Мама покачала головой.
— Нет, ты родилась в городе. В Сент-Элсипе.
— У твоей сестры?
Моя тетя Агна была женой торговца мануфактурой и загадочной личностью, каждое Рождество присылавшей нам рулон шерсти, что позволяло нам шить себе новую одежду, когда старая начинала расползаться от беспрерывной носки. Но я ее ни разу не видела. Ей удалось достичь какого-то положения в обществе, и она предпочитала держаться подальше от нищеты своих родственников.
— Агна сделала все, что было в ее силах, — отозвалась мама. — Она дала мне денег и немного ткани на пеленки. Но она не могла пустить меня в свой дом. Она была добропорядочной замужней женщиной со своими собственными детьми. Я не хотела, чтобы из- за моей ошибки пострадала ее репутация.
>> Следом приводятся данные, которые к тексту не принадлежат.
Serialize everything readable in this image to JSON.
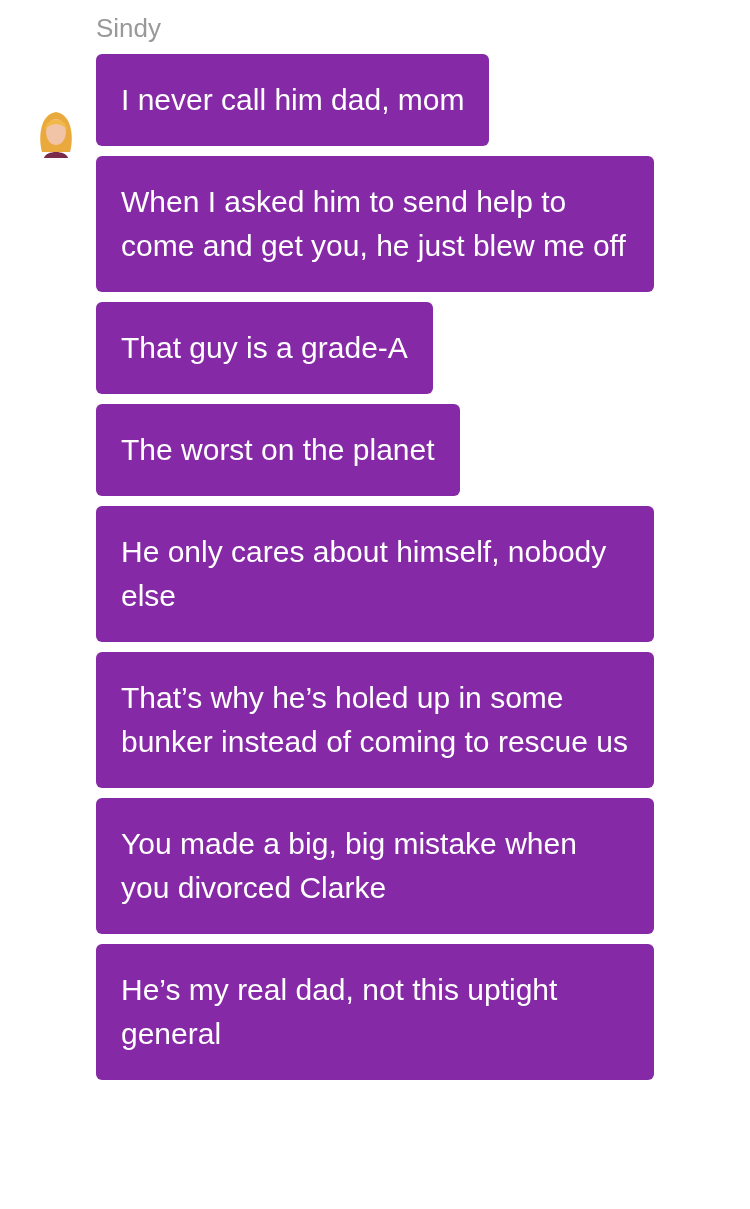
{
  "sender": {
    "name": "Sindy"
  },
  "messages": [
    {
      "text": "I never call him dad, mom"
    },
    {
      "text": "When I asked him to send help to come and get you, he just blew me off"
    },
    {
      "text": "That guy is a grade-A"
    },
    {
      "text": "The worst on the planet"
    },
    {
      "text": "He only cares about himself, nobody else"
    },
    {
      "text": "That’s why he’s holed up in some bunker instead of coming to rescue us"
    },
    {
      "text": "You made a big, big mistake when you divorced Clarke"
    },
    {
      "text": "He’s my real dad, not this uptight general"
    }
  ]
}
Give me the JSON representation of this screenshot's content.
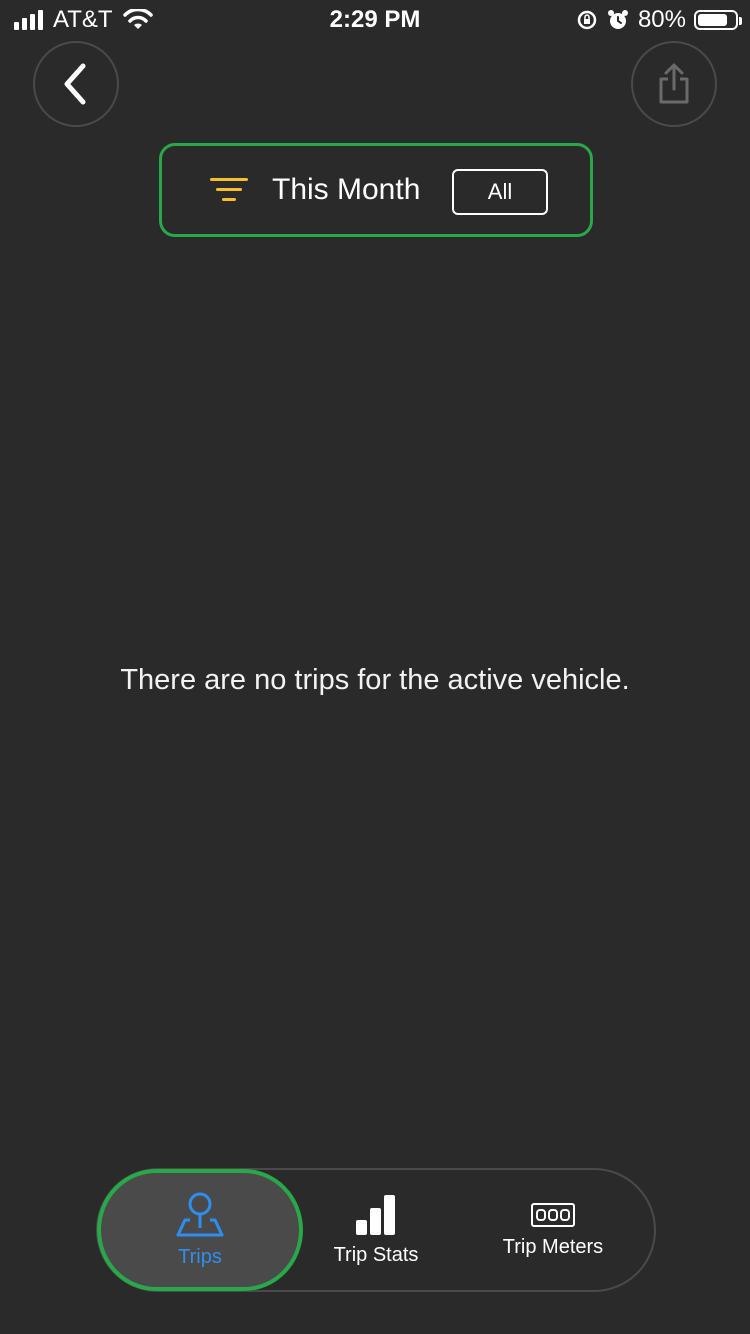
{
  "status_bar": {
    "carrier": "AT&T",
    "time": "2:29 PM",
    "battery_percent": "80%",
    "battery_level": 0.8,
    "icons": [
      "signal-icon",
      "wifi-icon",
      "orientation-lock-icon",
      "alarm-icon",
      "battery-icon"
    ]
  },
  "header": {
    "back_icon": "chevron-left-icon",
    "share_icon": "share-icon"
  },
  "filter": {
    "icon": "filter-icon",
    "period_label": "This Month",
    "all_label": "All",
    "accent_color": "#f5c02c"
  },
  "main": {
    "empty_message": "There are no trips for the active vehicle."
  },
  "tab_bar": {
    "tabs": [
      {
        "label": "Trips",
        "icon": "trip-pin-icon",
        "active": true
      },
      {
        "label": "Trip Stats",
        "icon": "bar-chart-icon",
        "active": false
      },
      {
        "label": "Trip Meters",
        "icon": "odometer-icon",
        "active": false
      }
    ],
    "active_color": "#2e8ef0",
    "highlight_color": "#29a84a"
  }
}
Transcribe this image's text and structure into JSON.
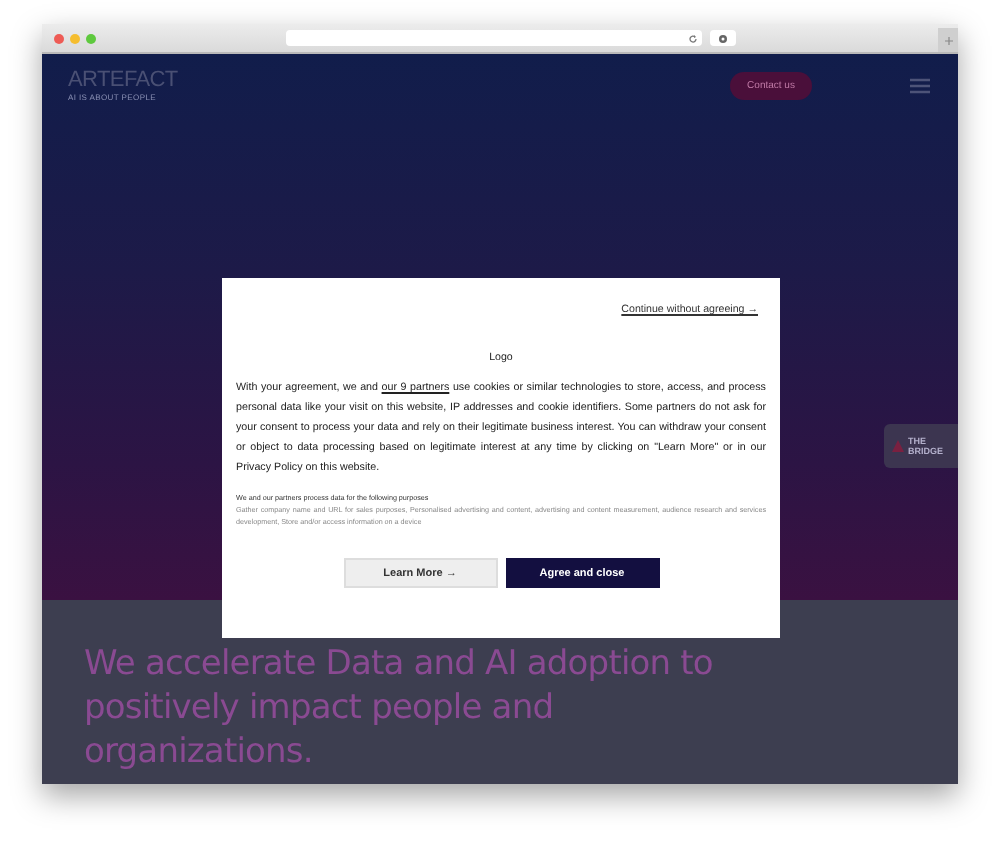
{
  "header": {
    "logo": "ARTEFACT",
    "tagline": "AI IS ABOUT PEOPLE",
    "contact_button": "Contact us"
  },
  "side_badge": {
    "text": "THE BRIDGE"
  },
  "hero": {
    "headline": "We accelerate Data and AI adoption to positively impact people and organizations."
  },
  "consent_dialog": {
    "skip_link": "Continue without agreeing →",
    "logo": "Logo",
    "body_before_link": "With your agreement, we and ",
    "partners_link": "our 9 partners",
    "body_after_link": " use cookies or similar technologies to store, access, and process personal data like your visit on this website, IP addresses and cookie identifiers. Some partners do not ask for your consent to process your data and rely on their legitimate business interest. You can withdraw your consent or object to data processing based on legitimate interest at any time by clicking on \"Learn More\" or in our Privacy Policy on this website.",
    "purposes_heading": "We and our partners process data for the following purposes",
    "purposes": "Gather company name and URL for sales purposes, Personalised advertising and content, advertising and content measurement, audience research and services development, Store and/or access information on a device",
    "buttons": [
      {
        "label": "Learn More →",
        "kind": "secondary"
      },
      {
        "label": "Agree and close",
        "kind": "primary"
      }
    ]
  }
}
— И что ты сделала? — спросила я.
— Я нашла меблированные комнаты, которые содержала женщина, некогда оказавшаяся в таком же положении, — ответила мама. — Она была по-своему добра и помогла тебе явиться в этот мир. Без нее ты не прожила бы и нескольких дней. Там я и встретила твоего отца.
— Ты имеешь в виду мистера Далрисса?
— Отца, — прошипела она. — Вы будете называть его отцом, мисс. Не забывай, что он спас нас от голодной смерти. Ты должна благодарить его всякий раз, беря в руку кусок хлеба.
— Да, мама.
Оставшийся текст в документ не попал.